3 measurements of compatibility
Finding that perfect person may seem like nothing more than just an illusion toward romantic idealism, but nevertheless it's still something a large majority of the single population pursue on a day to day basis, whether it's admitted or not. Nobody wants to make compromises when it comes to selecting the right person for complete and total commitment, but in all reality when you consider that no 2 people are exactly alike, then compromises are exactly what's required if you ever expect to maintain any type of long term relationship. The key to finding that ideal individual is in understanding which areas of the relationship should be considered areas that can allow compromise, and which areas are strictly taboo. We'll try and explore those areas in which there should be some leeway given, and the areas in which there should be full disclosure from the onset for which there can be no compromise whatsoever. Even though there are actually a multitude of factors that might help you determine which areas are important, I'm going to focus on the 3 most important, which can make or break a relationship.
First off let me start by saying that I'm not a complete authority on this issue, but I have been through my share of relationships in the past where I saw how compromising the areas that were important to me ultimately led to a breakdown in the bonds that keep a relationship worthy of keeping. On the flipside of these failures I can now say that I actually DID finally find the one person in this world who I can consider my soulmate, and what I'd like to convey is what makes our relationship phenomenal.

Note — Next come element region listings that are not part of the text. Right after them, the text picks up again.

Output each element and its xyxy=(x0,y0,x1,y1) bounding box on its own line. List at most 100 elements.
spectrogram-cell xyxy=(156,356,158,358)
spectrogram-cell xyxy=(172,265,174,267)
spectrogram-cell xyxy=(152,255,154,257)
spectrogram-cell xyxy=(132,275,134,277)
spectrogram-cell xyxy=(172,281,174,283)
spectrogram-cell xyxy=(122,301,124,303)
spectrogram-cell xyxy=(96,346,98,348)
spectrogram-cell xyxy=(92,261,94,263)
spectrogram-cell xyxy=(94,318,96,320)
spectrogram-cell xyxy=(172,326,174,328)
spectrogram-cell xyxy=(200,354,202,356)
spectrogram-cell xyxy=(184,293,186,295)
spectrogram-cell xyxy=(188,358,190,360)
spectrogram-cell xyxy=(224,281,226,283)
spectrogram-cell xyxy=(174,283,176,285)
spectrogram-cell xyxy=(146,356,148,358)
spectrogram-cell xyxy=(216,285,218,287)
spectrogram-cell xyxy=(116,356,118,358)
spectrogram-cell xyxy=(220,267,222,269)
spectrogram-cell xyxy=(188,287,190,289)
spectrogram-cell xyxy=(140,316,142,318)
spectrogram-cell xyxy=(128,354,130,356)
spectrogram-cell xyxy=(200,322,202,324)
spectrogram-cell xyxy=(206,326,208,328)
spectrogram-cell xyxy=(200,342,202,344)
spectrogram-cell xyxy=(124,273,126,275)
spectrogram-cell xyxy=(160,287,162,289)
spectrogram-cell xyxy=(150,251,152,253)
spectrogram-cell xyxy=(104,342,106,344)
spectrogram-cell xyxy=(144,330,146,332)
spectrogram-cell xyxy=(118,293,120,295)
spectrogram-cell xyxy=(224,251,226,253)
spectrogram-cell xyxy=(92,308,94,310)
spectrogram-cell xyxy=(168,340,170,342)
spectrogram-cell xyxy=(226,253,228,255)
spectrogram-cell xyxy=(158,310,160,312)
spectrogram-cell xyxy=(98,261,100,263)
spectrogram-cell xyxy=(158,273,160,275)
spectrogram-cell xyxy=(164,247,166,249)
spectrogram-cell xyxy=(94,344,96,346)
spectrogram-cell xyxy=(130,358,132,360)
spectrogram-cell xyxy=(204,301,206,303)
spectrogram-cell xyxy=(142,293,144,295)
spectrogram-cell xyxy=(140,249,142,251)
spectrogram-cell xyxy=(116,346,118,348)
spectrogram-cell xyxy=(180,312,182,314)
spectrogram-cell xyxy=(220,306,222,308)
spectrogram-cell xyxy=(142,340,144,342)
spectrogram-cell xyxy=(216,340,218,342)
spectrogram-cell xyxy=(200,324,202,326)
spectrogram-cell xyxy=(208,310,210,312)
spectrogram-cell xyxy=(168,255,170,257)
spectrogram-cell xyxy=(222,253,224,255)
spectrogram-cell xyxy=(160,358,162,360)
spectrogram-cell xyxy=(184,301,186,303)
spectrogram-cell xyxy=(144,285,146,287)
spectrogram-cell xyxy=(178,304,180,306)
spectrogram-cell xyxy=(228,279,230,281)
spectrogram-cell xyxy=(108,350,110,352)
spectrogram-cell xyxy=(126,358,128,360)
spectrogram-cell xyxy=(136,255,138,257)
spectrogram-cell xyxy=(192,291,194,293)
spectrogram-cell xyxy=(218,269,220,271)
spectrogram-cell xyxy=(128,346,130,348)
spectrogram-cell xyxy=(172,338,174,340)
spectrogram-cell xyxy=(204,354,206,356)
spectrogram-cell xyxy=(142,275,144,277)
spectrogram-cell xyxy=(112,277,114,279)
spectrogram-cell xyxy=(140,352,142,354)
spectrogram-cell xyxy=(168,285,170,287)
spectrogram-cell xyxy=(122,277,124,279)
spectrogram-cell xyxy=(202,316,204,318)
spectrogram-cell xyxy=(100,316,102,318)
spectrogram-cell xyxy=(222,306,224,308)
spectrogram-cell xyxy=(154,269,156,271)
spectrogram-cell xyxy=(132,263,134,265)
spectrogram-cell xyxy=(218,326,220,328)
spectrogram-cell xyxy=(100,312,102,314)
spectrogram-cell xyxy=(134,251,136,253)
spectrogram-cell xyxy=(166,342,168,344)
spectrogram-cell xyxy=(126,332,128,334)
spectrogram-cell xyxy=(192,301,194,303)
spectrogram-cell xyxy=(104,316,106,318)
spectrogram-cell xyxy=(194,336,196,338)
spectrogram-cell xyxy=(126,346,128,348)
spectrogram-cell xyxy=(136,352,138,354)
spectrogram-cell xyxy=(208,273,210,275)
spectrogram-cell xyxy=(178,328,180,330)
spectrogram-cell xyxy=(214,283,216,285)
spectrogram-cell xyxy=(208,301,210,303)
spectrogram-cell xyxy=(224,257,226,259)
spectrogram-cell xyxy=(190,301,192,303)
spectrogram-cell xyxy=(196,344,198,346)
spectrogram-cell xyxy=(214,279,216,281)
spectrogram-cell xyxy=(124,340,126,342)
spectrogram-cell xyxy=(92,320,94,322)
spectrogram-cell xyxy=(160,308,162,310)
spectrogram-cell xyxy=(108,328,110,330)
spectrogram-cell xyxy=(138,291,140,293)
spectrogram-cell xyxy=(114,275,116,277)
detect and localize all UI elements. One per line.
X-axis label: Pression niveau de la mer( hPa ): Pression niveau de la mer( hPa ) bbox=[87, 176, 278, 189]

The base groundwork for any and every relationship starts and ends with one word, trust. Without it there can be nothing substantial or long lasting, and once the trust is broken, everything else goes straight downhill. There can be no compromise when it comes to whether or not you trust the spend person you're with, and from the very beginning it has to be understood that trust is gained, and never comes automatically, so only through the test of time can it be seen the behaviours of the person your with. It's not hard to miss when they have wandering eyes when others are around, and the old saying that it's OK to look is pure garbage trying to determine if this person considers you to be their one and only. It's not insecurity when they say they only have eyes for you, but their eyes tell the truth that they show interest in possible alternatives.
There also needs to be some sort of common interests, or otherwise the 2 of you will find yourselves spending your quality time away from each other enjoying what you truly want to do. Sure, the novelty of "opposites attract" may work on a short term basis, but in the end there has to be some kind of binding component that makes you want to spend as much time with them as possible, and not just for the need to satisfy sexual needs, which can get old after you've satisfied those primal urges.
Lastly I'd like to point out a relationship factor that can really be something that ultimately guides how each person responds under most conditions that confront the daily lives of the 2 people who want to stay together, and that factor is motivation. Motivation covers many areas, from the physical, to the spiritual, and all points in between. How long do you think a relationship will last when one person gives 100% of themselves towards the needs of the other person and the relationship as a whole, and the other person is only motivated to put forth effort when the occasion arises where they're forced to do something they normally wouldn't do? More than anything, both people need to be motivated to give whatever it takes to keeping a fair balance for any and all conditions that keep the relationship strong, or the relationship will ultimately fail, even if both people try and pretend that it's working.